Lilie n'était pas très bavarde, elle se contentait d'écouter les trois adolescents. Ils ne restèrent pas très longtemps dans le bar ; le trio partit quelques minutes plus tard, laissant de nouveau Lilie toute seule. Cela ne la dérangeait pas du tout ; la jeune femme se remit à observer le monde, elle ne s'en lassait jamais. Elle resta un bon moment dans le bar puis elle partit à son tour quand elle eut fini son verre. Lilie frissonna quand elle sentit le froid venir sur elle, ce n'était pas un temps pour sortir. Elle marcha à grand pas vers Poudlard ; elle n'avait pas envie de rester trop longtemps dehors, elle allait finir par geler. Alors qu'elle se hâtait de rentrer, elle entendit un horrible hurlement et se mit à courir vers le bruit. Elle tomba sur le trio de Gryffondor et deux jeunes filles ; l'une était couchée par terre et hurlait en se tordant de douleur quant à l'autre, elle pleurait. Lilie comprit aussitôt qu'il s'agissait de Katie Bell et de Leanne.
« Que se passe-t-il ? demanda-t-elle en s'approchant d'eux.
— Lilie ! hurla Harry en se précipitant vers elle. Katie a été ensorcelée !
— Je vais essayer quelque chose. »
La jeune femme prit Katie dans les bras et ferma les yeux ; elle n'avait jamais essayé de transplaner, mais il fallait un début à tout. Alors que Lilie se concentrait sur Poudlard, elle disparut avec Katie. La jeune femme ouvrit doucement les yeux et poussa un soupir en voyant qu'elle était dans la grande salle. Lilie ne se posa même pas des questions sur ce qu'elle venait de faire et aussi sur le fait qu'elle ait pu transplaner dans l'enceinte de Poudlard.
« Dobby » appela-t-elle en espérant que l'elfe de maison se montre.
Aussitôt dit aussitôt fait, Dobby apparut devant elle.
« Dobby peut faire quelque chose pour Miss Lilie ?
— Va me chercher le professeur McGonagall et dit lui qu'une élève a été ensorcelée, s'il te plait.»
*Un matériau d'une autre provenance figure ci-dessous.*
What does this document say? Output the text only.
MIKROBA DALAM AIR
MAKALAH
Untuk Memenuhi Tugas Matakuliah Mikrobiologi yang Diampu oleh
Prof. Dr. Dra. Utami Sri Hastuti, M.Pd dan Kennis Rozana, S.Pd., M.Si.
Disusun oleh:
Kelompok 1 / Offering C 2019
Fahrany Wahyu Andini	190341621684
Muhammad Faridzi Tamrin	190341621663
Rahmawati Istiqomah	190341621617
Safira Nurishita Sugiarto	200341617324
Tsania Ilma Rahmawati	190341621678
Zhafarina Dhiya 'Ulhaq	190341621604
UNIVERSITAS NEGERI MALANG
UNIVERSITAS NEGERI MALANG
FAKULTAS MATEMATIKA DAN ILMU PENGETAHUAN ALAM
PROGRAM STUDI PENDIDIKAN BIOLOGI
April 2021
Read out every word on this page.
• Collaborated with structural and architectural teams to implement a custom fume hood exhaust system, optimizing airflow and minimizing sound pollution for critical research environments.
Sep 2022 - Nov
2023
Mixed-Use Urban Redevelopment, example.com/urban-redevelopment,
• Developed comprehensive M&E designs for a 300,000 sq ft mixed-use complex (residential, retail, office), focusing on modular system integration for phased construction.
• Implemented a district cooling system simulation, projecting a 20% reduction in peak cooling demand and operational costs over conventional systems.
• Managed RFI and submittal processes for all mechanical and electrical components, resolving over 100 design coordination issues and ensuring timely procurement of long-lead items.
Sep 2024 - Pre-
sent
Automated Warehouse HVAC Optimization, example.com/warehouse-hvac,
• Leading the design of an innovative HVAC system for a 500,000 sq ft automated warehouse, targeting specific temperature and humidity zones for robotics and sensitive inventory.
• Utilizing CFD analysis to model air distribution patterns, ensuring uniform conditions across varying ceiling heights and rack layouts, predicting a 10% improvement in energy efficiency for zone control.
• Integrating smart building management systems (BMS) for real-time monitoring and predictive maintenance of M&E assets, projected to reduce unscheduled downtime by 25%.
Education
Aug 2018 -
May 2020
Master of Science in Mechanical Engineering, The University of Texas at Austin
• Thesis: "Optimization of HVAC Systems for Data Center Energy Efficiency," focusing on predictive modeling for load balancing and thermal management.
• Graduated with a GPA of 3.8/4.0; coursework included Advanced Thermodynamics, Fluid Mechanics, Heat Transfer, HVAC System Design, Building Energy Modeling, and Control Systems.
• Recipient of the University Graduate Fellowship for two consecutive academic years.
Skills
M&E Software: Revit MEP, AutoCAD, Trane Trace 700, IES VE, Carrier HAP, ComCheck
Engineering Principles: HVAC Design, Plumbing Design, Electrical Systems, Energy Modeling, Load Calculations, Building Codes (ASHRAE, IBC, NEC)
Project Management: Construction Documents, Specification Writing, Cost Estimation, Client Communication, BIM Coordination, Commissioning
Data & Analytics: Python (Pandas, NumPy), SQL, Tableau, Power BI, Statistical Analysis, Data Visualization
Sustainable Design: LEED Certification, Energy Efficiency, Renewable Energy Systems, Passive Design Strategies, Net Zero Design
Dobby hocha la tête et disparut ; l'instant d'après il réapparut avec le professeur McGonagall à ses côtés. Celle-ci affichait toujours son air sévère, cependant elle ouvrit grand les yeux quand elle vit le corps de Katie. Elle n'avait pas arrêté d'hurler, mais Lilie lui avait jeté le sortilège Silencio. Le professeur de Métamorphose emmena immédiatement Katie à l'infirmerie avec Dobby ; quant à Lilie elle sortit de la grande salle et se dirigea vers sa chambre. Cette aventure l'avait épuisé ; elle allait encore plus mal qu'avant. Elle savait qui avait fait cela, mais elle ne pouvait le dire, comme toujours. Elle en avait plus qu'assez de cette situation ; un jour ou l'autre elle finirait par craquer, elle le sait. D'abord les images des Gaunt qui la hantaient tous les soirs ; ensuite Severus qui manipulait son esprit pour lui faire avouer ce qu'elle connaissait et maintenant le fait qu'elle savait qui était à l'origine de l'ensorcellement de Katie. Tout empirait.